Neuerdings wird wohl auch Nachts auf der Baustelle gearbeitet und die umliegenden Stadtteile werden mit Pumpenlärm, Kreissägen und anderem Lärm belästigt.
Mir stellt sich die Frage, wer genehmigt sowas? Gibt es keine Bauaufsicht in oberusel, oder wird hier vor der großen Bank gekuscht? Wird die ehemals neuwertige Gablonzer Straße jemals wieder eröffnet, wenn ja in welchen Zustand? Gibt es eine Kontrolle über die Trockenlegungsmassnahmen in diesem Bereich und deren Folgen für das Ökosystem?

Besorgte Grüße
Gerhard



Betreff : Großbaustelle Gablonzer Straße Autor: Phorum-Ursellis Datum: 12.10.2004 14:32:32
Weitere Berichte, Kommentare, Fotos und Luftbildausschnitt
unter
http://www.obu-forum.de/ibm


 PRESSEBERICHTE      Verfasst am: 04.08.2004, 00:45       Nach oben   


Printausgabe der TZ vom 04.08.2004
Angst vor neuem Erdrutsch
Oberursel. Bei der Baustelle des IBM-Rechenzentrums werden derzeit Nachtbauarbeiten vorgenommen. Dies hat vor allem den Hintergrund, «die übergeordneten Beeinträchtigungen so weit wie möglich zeitlich zu minimieren und für die erforderlichen Erdarbeiten die sommerliche Trockenperiode auszunutzen», teilt Ingrid Kron von IBM mit. Wie berichtet, war durch hohes Grundwasser ein Erdrutsch an der Baugrube ausgelöst worden, der letztendlich dazu führte, dass die fast schon fertig ausgehobene Baugrube wieder verfüllt und erneut gesichert werden musste. Nun würden im Mehrschichtbetrieb die Ankerinstallationen durchgeführt, die sich im Bereich der tiefer liegenden Baugrube befinden. Sie sollen die Wände der Baugrube vor einem erneuten Erdrutsch schützen.
Vor knapp vier Wochen konnte mit dem Wiederaushub begonnen werden, nachdem eine Druckentlastung des «artesisch gespannten Grundwassers» stattfand, die für die gesamte weitere Bauzeit eingeplant ist. «Die Druckentspannung des Grundwassers wird voraussichtlich bis März 2005 betrieben», heißt es bei IBM.
Derzeit werde mit einer Fertigstellung der Baugrube im Oktober gerechnet und mit einer Gesamtfertigstellung des Gebäudes bis Anfang 2006. Um dies zu gewährleisten, hat IBM von der Stadt die Genehmigung zur Nachtarbeit bis zum 31. Dezember verlängert bekommen. «Das bedeutet jedoch nicht, dass dort jetzt durchgängig bis Ende des Jahres in der Nacht gearbeitet wird», versichert Stadtsprecherin Nina Kuhn. Wenn diese Arbeiten notwendig würden, werde IBM die Stadt jeweils etwa eine Woche vorher informieren. Die vorgeschriebenen 45 Dezibel dürften dabei ohnehin nicht überschritten werden. Ein Richtwert, der bisher fast immer eingehalten wurde.
«Nur ein Mal hatten wir bisher Beschwerden, doch das lag daran, dass falsche Maschinen eingesetzt wurden», berichtet Kuhn. Nach Ansicht von IBM bezogen sich die Beschwerden nicht auf einen falschen Maschineneinsatz, sondern auf die mittlerweile abgeschlossenen Vertikalbohrungen. Diese hätten zu erhöhten db-Werten in den Randstunden geführt. (pit)

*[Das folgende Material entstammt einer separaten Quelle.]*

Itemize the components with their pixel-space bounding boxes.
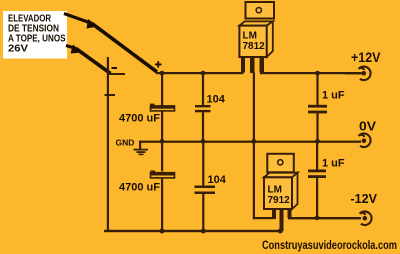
node dot top rail at C2 branch xyxy=(201,71,206,76)
annotation arrow to + input xyxy=(64,14,157,73)
wire: top input rail xyxy=(156,72,244,74)
svg-text:GND: GND xyxy=(116,138,135,148)
capacitor C6 1uF plates xyxy=(308,170,326,179)
svg-text:26V: 26V xyxy=(8,43,28,55)
wire: U1 gnd to U2 gnd pin horizontal xyxy=(253,217,274,219)
GND hook down xyxy=(139,141,141,149)
capacitor C6 lower wire xyxy=(316,178,318,219)
terminal 0V xyxy=(359,133,371,147)
minus label at - input xyxy=(112,67,118,69)
capacitor C2 104 upper wire xyxy=(202,73,204,106)
regulator U2 LM7912 body xyxy=(264,173,298,209)
regulator U1 LM7812 body xyxy=(239,21,272,57)
U2 input pin xyxy=(280,209,284,231)
wire: -12V output line xyxy=(288,217,361,219)
svg-text:7912: 7912 xyxy=(268,195,291,206)
capacitor C4 lower wire xyxy=(161,178,163,231)
capacitor C5 lower wire xyxy=(202,194,204,231)
capacitor C2 lower wire xyxy=(202,112,204,141)
wire: U1 gnd line down xyxy=(253,73,255,220)
node dot gnd rail at C3/C6 branch xyxy=(315,139,320,144)
node dot output rail at C3 branch xyxy=(315,71,320,76)
capacitor C5 104 plates xyxy=(195,186,216,195)
capacitor C1 4700uF upper wire xyxy=(161,73,163,107)
regulator U1 LM7812 tab xyxy=(246,2,275,19)
svg-text:104: 104 xyxy=(208,174,227,186)
node dot -12V line at C6 branch xyxy=(315,215,320,220)
node dot gnd rail at C2/C5 branch xyxy=(201,139,206,144)
ground symbol xyxy=(134,149,149,156)
wire: - input stub xyxy=(107,73,125,75)
regulator U2 LM7912 tab xyxy=(267,154,294,173)
capacitor C3 lower wire xyxy=(316,113,318,140)
wire: GND rail xyxy=(139,141,361,143)
svg-text:LM: LM xyxy=(243,31,257,42)
terminal -12V xyxy=(360,211,372,225)
capacitor C5 104 upper wire xyxy=(202,141,204,186)
node dot top rail at C1 branch xyxy=(160,71,165,76)
capacitor C1 4700uF plates xyxy=(150,104,175,111)
U2 gnd pin xyxy=(272,209,276,219)
capacitor C3 1uF plates xyxy=(308,105,327,114)
node dot gnd rail at 7812 gnd line xyxy=(251,139,256,144)
U1 output pin xyxy=(260,57,265,73)
U1 gnd pin xyxy=(250,57,255,73)
plus label at + input xyxy=(155,61,162,67)
capacitor C1 lower wire xyxy=(161,111,163,141)
capacitor C3 1uF upper wire xyxy=(316,73,318,106)
svg-text:4700 uF: 4700 uF xyxy=(119,113,160,125)
svg-text:-12V: -12V xyxy=(351,191,378,206)
tick crossbar on left wire xyxy=(105,94,116,96)
capacitor C4 4700uF plates xyxy=(151,171,175,178)
U2 output pin xyxy=(288,209,292,218)
capacitor C2 104 plates xyxy=(195,105,211,112)
svg-text:1 uF: 1 uF xyxy=(322,158,345,170)
wire: left vertical (negative input) xyxy=(107,57,109,231)
svg-text:LM: LM xyxy=(268,185,282,196)
wire: bottom negative rail xyxy=(104,230,282,232)
svg-text:0V: 0V xyxy=(359,119,376,134)
svg-text:Construyasuvideorockola.com: Construyasuvideorockola.com xyxy=(262,238,397,252)
svg-text:7812: 7812 xyxy=(243,41,266,52)
node dot bottom rail at C4 branch xyxy=(160,229,165,234)
svg-text:104: 104 xyxy=(207,94,226,106)
U1 input pin xyxy=(241,57,245,73)
wire: top output rail xyxy=(260,72,361,74)
terminal +12V xyxy=(345,67,371,81)
capacitor C6 1uF upper wire xyxy=(316,141,318,170)
svg-text:4700 uF: 4700 uF xyxy=(119,182,160,194)
node dot bottom rail end at 7912 input pin xyxy=(278,229,283,234)
svg-text:+12V: +12V xyxy=(351,50,381,65)
annotation arrow to - input xyxy=(66,45,111,74)
svg-text:1 uF: 1 uF xyxy=(322,90,345,102)
capacitor C4 4700uF upper wire xyxy=(161,141,163,171)
node dot bottom rail at C5 branch xyxy=(201,229,206,234)
node dot gnd rail at C1/C4 branch xyxy=(160,139,165,144)
note box: ELEVADOR DE TENSION A TOPE, UNOS 26V xyxy=(3,11,67,59)
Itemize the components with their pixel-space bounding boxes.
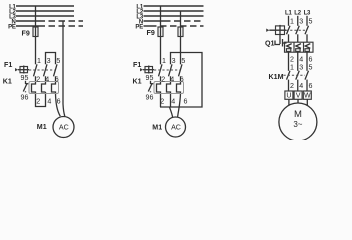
svg-text:1: 1 [290,17,294,25]
svg-text:6: 6 [184,97,188,105]
svg-text:AC: AC [59,123,69,131]
svg-text:2: 2 [290,56,294,64]
svg-text:95: 95 [146,74,154,82]
svg-text:AC: AC [171,123,181,131]
svg-text:5: 5 [309,17,313,25]
svg-text:U: U [286,92,291,100]
svg-text:6: 6 [309,56,313,64]
svg-text:3: 3 [172,57,176,65]
svg-text:1: 1 [290,64,294,72]
svg-text:2: 2 [36,97,40,105]
svg-text:M1: M1 [37,123,47,131]
svg-text:96: 96 [21,94,29,102]
svg-text:1: 1 [37,57,41,65]
svg-text:F1: F1 [4,61,12,69]
svg-text:Q1: Q1 [265,39,275,47]
svg-text:5: 5 [181,57,185,65]
svg-text:K1: K1 [3,77,12,85]
svg-text:95: 95 [21,74,29,82]
svg-text:3: 3 [47,57,51,65]
svg-text:F9: F9 [22,30,30,38]
svg-text:PE: PE [8,24,16,30]
svg-text:1: 1 [162,57,166,65]
svg-text:M: M [294,109,302,120]
svg-text:K1M: K1M [269,73,284,81]
svg-text:F1: F1 [133,61,141,69]
svg-text:4: 4 [45,76,49,84]
svg-text:3~: 3~ [293,120,302,129]
svg-text:4: 4 [171,97,175,105]
svg-text:4: 4 [47,97,51,105]
svg-text:3: 3 [299,64,303,72]
svg-text:2: 2 [161,76,165,84]
svg-text:3: 3 [299,17,303,25]
svg-text:6: 6 [309,82,313,90]
svg-text:L2: L2 [294,11,301,17]
svg-text:4: 4 [299,56,303,64]
svg-text:4: 4 [299,82,303,90]
svg-text:5: 5 [56,57,60,65]
svg-text:6: 6 [57,97,61,105]
svg-text:6: 6 [180,76,184,84]
svg-text:K1: K1 [133,77,142,85]
svg-text:PE: PE [135,24,143,30]
svg-text:2: 2 [36,76,40,84]
svg-text:L3: L3 [304,11,311,17]
svg-text:2: 2 [290,82,294,90]
svg-text:96: 96 [146,94,154,102]
svg-text:L1: L1 [285,11,292,17]
svg-text:F9: F9 [147,29,155,37]
svg-text:V: V [296,92,301,100]
svg-text:2: 2 [160,97,164,105]
svg-text:W: W [304,92,311,100]
svg-text:4: 4 [170,76,174,84]
svg-text:5: 5 [309,64,313,72]
svg-text:M1: M1 [152,124,162,132]
svg-text:6: 6 [55,76,59,84]
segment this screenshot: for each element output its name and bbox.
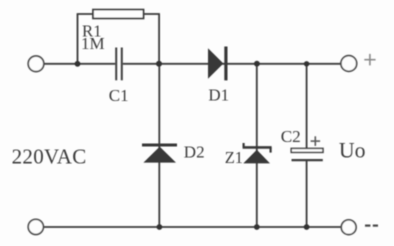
svg-text:220VAC: 220VAC (12, 145, 87, 169)
capacitor C2 (291, 148, 323, 160)
wire R1 top-left link (77, 13, 95, 15)
wire top rail right segment (123, 63, 341, 65)
zener Z1 (243, 143, 272, 163)
wire R1 top-right link (144, 13, 160, 15)
node dot F (Z1 bottom) (254, 224, 260, 230)
C2 polarity plus (311, 136, 321, 146)
svg-text:1M: 1M (81, 34, 105, 53)
wire R1 left riser (77, 14, 79, 64)
svg-text:D1: D1 (208, 85, 229, 104)
terminal top-left (28, 56, 44, 72)
svg-text:C2: C2 (281, 127, 301, 146)
output minus mark (365, 225, 378, 227)
terminal bottom-right (341, 220, 356, 235)
svg-text:C1: C1 (109, 86, 129, 105)
diode D2 (142, 145, 177, 163)
wire C2 branch lower (306, 160, 308, 227)
wire C2 branch upper (306, 64, 308, 149)
output plus mark (364, 54, 375, 66)
node dot E (D2 bottom) (157, 224, 163, 230)
node dot C (D1 out / Z1 top) (254, 61, 260, 67)
svg-text:D2: D2 (184, 143, 205, 162)
terminal top-right (341, 56, 357, 72)
node dot A (R1/C1 left) (75, 61, 81, 67)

Bericht der FR vom 06.02.2004
IBM-Loch (Gutachter wollen noch 2 Wochen forschen)

In diesem Artikel wurde beschrieben, warum IBM sein neues Gebäude aus Sicherheitsgründen mehrere Geschosse in die Tiefe bauen wolte (...leider existiert der Link zu dem Artikel nicht mehr, um ihn hier komplett wiedergeben zu können)

Printausgabe der TZ vom 16.03.2004
Oberursel: Neue Schwierigkeiten in der Baugrube
Oberursel.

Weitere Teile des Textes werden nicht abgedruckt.